Es kann dahinstehen, ob der Kläger mit der zitierten Passage aus dem Berufungsurteil tatsächlich einen "Rechtssatz" des LSG bezeichnet hat oder ob er nicht vielmehr der Sache nach auf das Ergebnis der Subsumtion eines konkreten Sachverhalts unter den Begriff "Beschäftigung" iS des § 7 Abs 1 des Vierten Buches Sozialgesetzbuch - Gemeinsame Vorschriften für die Sozialversicherung verweist und diese als fehlerhaft angreift. Jedenfalls hat das LSG auf Seite 8 und 9 seines Urteils unter Hinweis auf die höchstrichterliche Rechtsprechung (BSG, Urteil vom 17. Dezember 2002, B 7 AL 34/02 R, juris-Nr KSRE060071505 ; BSG SozR 2200 § 1227 Nr 4 und 8) ausdrücklich ausgeführt, es sei eine "Würdigung der Gesamtumstände erforderlich, ob ein Beschäftigungsverhältnis zwischen den Angehörigen ernsthaft und eindeutig gewollt, entsprechend vereinbart und in der Wirklichkeit auch vollzogen wurde". Im Hinblick hierauf wäre nachhaltig begründungsbedürftig gewesen, dass das Berufungsgericht der zitierten Entscheidung des BSG tatsächlich einen eigenen abstrakten Rechtssatz entgegengestellt hat und nicht lediglich eine - ggf unzutreffende - Anwendung der höchstrichterlichen Rechtsprechung zur Beurteilung von Beschäftigungsverhältnissen nach Maßgabe einer Gesamtschau aller Umstände gerügt wird.

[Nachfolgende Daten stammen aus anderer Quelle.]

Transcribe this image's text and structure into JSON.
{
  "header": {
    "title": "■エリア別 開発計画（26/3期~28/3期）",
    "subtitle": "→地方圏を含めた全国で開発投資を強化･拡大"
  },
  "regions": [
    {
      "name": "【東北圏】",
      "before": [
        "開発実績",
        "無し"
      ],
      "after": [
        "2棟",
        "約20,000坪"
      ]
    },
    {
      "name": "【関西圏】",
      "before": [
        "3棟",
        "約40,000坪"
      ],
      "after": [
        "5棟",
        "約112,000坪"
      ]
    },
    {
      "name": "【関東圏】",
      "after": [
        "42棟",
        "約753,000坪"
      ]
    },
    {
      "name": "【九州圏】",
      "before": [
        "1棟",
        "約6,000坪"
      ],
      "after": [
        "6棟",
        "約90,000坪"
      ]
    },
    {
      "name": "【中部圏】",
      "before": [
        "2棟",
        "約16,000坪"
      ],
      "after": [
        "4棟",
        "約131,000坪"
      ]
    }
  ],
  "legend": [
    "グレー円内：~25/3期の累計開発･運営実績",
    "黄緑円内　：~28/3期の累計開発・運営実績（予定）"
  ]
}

3. Soweit sich der Kläger schließlich auf den Zulassungsgrund der grundsätzlichen Bedeutung (§ 160 Abs 2 Nr 1 SGG) beruft und der Frage grundsätzliche Bedeutung beimisst, "ob im Rahmen der gebotenen Gesamtwürdigung der aufgestellten Kriterien für die Annahme eines versicherungspflichtigen Ehegatten-Arbeitsverhältnisses ein überragendes Kriterium die Gesamtwürdigung aller aufgestellten Kriterien entbehrlich macht, oder ob der aufgestellte Kriterienkatalog kumulativ oder lediglich überwiegend erfüllt sein muss", hat er die Begründungsanforderungen (vgl § 160a Abs 2 Satz 3 SGG) ebenfalls nicht erfüllt. Er hat damit bereits keine konkrete, für den zu entscheidenden Streitfall rechtserhebliche Rechtsfrage gestellt. Eine solche konkrete Rechtsfrage ist aber zu bezeichnen, weil in einem künftigen Revisionsverfahren der Funktion des Revisionsverfahrens entsprechend über abstrakte Rechtsfragen sachlich nicht entschieden werden kann.
Von einer weiteren Begründung sieht der Senat ab, weil sie nicht geeignet ist, zur Klärung der Voraussetzungen der Revisionszulassung beizutragen (§ 160a Abs 4 Satz 3 Halbsatz 2 SGG).
Die Kostenentscheidung beruht auf einer entsprechenden Anwendung von § 193 SGG.